More than a dozen other protesters face execution in Iran. The death sentences were handed down by kangaroo courts to terrify protesters out of the streets, where they have been demonstrating against the Islamic Republic for the last three months following the death in state custody of Mahsa Amini, whose Kurdish name was Jina.
Meanwhile, at the UN Human Rights Council’s 35th special session held in Geneva on November 24, 2022, 25 out of the 47-member council voted to adopt Resolution A/HRC/S-35/L, which establishes an “international independent fact-finding mission” to gather evidence of human rights violations committed since the Islamic Republic began violently repressing major anti-state street demonstrations that begin in the country on September 16.
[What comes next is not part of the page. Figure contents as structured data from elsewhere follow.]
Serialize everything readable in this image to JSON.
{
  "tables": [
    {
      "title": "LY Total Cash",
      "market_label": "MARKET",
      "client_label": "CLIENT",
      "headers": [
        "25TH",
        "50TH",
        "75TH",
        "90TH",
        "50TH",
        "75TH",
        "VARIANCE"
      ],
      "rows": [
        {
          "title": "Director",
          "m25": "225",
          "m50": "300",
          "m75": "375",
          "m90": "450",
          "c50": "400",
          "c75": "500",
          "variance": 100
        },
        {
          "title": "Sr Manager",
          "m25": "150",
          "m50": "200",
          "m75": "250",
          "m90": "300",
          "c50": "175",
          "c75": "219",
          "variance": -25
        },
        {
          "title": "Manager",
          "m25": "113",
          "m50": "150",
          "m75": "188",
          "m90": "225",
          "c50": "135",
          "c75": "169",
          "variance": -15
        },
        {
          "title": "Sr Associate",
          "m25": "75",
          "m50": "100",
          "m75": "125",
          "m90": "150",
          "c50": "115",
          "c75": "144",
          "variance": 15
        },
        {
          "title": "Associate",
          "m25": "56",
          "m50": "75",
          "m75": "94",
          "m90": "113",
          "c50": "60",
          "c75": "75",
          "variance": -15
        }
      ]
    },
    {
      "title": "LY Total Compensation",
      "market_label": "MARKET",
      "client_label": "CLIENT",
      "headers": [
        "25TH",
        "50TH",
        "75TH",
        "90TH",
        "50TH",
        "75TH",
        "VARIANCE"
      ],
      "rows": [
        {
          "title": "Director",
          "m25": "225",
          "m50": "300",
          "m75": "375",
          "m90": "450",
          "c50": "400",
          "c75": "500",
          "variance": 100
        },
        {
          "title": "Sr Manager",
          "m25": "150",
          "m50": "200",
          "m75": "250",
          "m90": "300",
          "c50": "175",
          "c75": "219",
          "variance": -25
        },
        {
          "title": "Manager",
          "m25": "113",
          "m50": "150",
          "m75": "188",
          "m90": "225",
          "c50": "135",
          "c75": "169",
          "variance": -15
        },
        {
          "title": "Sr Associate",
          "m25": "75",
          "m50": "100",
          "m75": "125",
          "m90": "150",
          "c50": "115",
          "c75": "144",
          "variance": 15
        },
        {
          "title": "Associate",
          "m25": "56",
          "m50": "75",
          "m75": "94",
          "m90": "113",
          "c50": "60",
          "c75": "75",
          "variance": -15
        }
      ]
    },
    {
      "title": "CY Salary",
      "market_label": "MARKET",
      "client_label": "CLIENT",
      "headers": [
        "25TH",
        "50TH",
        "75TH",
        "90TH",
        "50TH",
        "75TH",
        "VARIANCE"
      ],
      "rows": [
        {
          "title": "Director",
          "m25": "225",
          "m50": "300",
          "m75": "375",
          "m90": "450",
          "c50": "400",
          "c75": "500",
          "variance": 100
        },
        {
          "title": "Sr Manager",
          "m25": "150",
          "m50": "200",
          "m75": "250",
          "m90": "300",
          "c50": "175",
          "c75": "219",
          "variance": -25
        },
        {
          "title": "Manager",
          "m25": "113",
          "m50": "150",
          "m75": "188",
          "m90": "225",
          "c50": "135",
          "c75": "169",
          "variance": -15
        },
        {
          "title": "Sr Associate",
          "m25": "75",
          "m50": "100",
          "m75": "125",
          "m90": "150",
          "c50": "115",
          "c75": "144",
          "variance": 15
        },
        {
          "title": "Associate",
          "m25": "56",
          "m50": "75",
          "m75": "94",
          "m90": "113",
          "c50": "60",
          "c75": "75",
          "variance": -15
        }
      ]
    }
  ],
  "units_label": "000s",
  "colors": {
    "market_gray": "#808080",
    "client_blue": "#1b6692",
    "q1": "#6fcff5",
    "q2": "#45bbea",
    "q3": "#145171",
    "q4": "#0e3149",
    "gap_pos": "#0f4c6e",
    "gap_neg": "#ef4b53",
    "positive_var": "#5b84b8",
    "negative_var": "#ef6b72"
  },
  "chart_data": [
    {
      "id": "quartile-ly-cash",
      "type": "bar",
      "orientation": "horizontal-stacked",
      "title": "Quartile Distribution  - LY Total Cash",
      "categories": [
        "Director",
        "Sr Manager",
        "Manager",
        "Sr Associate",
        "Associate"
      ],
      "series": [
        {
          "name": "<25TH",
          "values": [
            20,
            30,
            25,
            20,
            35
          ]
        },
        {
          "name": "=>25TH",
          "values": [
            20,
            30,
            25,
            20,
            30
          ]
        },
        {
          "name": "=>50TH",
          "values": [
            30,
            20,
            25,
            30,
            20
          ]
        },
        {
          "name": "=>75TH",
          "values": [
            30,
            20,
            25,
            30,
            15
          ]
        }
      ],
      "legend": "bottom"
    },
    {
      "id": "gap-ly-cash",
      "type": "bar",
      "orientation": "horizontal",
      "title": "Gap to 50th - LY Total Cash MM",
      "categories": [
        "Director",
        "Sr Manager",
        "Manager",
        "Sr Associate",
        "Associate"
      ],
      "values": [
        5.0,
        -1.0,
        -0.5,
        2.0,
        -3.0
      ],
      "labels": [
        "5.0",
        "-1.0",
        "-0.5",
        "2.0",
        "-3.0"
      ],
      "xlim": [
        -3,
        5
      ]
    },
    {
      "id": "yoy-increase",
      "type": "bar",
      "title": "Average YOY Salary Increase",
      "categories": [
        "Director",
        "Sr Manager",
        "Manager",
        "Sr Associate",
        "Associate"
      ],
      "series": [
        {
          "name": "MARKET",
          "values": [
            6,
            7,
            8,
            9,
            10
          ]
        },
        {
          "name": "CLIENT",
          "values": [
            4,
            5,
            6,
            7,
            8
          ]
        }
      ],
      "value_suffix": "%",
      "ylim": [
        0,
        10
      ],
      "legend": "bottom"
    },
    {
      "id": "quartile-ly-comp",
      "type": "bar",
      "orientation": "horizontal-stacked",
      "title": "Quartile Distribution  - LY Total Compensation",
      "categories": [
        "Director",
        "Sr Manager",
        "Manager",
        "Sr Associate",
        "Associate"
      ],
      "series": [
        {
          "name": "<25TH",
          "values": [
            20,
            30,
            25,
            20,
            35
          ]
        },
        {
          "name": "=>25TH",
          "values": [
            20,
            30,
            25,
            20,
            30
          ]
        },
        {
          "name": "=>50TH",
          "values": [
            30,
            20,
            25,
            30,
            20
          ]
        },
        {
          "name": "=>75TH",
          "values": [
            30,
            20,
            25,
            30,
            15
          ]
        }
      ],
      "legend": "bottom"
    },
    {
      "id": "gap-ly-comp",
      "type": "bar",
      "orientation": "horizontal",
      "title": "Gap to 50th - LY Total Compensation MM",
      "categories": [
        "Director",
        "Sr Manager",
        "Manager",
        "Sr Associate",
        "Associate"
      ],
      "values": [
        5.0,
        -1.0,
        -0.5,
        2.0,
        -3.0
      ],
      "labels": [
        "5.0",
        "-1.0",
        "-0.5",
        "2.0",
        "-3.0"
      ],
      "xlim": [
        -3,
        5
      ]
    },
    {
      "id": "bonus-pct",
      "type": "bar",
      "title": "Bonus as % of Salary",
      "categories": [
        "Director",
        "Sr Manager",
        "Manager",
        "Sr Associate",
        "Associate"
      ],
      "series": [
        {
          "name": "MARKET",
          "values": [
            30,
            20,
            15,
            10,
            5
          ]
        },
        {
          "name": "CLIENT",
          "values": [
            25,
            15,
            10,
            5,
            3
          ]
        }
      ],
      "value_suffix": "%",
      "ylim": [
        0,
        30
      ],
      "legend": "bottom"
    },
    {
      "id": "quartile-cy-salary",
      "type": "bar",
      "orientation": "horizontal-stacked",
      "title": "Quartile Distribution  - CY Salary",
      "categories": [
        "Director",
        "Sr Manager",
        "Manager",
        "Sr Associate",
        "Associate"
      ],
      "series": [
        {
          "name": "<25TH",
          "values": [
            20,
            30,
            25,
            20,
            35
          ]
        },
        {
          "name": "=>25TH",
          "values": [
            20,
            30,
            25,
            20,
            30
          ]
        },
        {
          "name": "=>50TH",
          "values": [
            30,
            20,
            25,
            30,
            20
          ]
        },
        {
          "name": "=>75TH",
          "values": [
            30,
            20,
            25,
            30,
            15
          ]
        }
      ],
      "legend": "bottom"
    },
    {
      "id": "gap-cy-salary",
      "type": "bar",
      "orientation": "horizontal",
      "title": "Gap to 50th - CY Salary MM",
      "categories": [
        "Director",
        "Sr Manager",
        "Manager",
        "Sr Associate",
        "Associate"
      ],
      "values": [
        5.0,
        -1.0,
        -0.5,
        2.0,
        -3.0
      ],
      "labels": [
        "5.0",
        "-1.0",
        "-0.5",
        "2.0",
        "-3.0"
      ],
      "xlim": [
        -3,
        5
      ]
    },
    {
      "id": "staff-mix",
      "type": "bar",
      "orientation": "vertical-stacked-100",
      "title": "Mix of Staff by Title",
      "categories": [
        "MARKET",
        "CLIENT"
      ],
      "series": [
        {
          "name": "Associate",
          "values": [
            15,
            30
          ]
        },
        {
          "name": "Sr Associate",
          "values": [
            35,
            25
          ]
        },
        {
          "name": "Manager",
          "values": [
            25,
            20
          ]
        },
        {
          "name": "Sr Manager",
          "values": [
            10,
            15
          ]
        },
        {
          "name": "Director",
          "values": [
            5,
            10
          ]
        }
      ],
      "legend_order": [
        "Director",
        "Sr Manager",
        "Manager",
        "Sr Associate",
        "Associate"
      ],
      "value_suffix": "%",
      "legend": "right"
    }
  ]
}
Six countries—Armenia, China, Cuba, Eretria, Pakistan, and Venezuela—voted no, and 16 abstained.
At least 493 protesters, including 68 children, have been killed in Iran since Islamic Republic forces began trying to violently repress protests that began in the country on September 16, according to the Human Rights Activists News Agency.
At least 12 individuals are currently at risk of imminent execution after sham trials, according to research by CHRI.
“Women have been at the forefront of Iran’s freedom movement for decades, and now the population has rallied around them, especially young men and women, to say ‘Enough’ to the jailings, the killings, and the executions,” said Ghaemi.
“With the Islamic Republic now hanging young people in a desperate effort to silence the protests, world governments must unite in imposing significantly strengthened costs on the Islamic Republic’s leaders for their ruthless repression,” he said.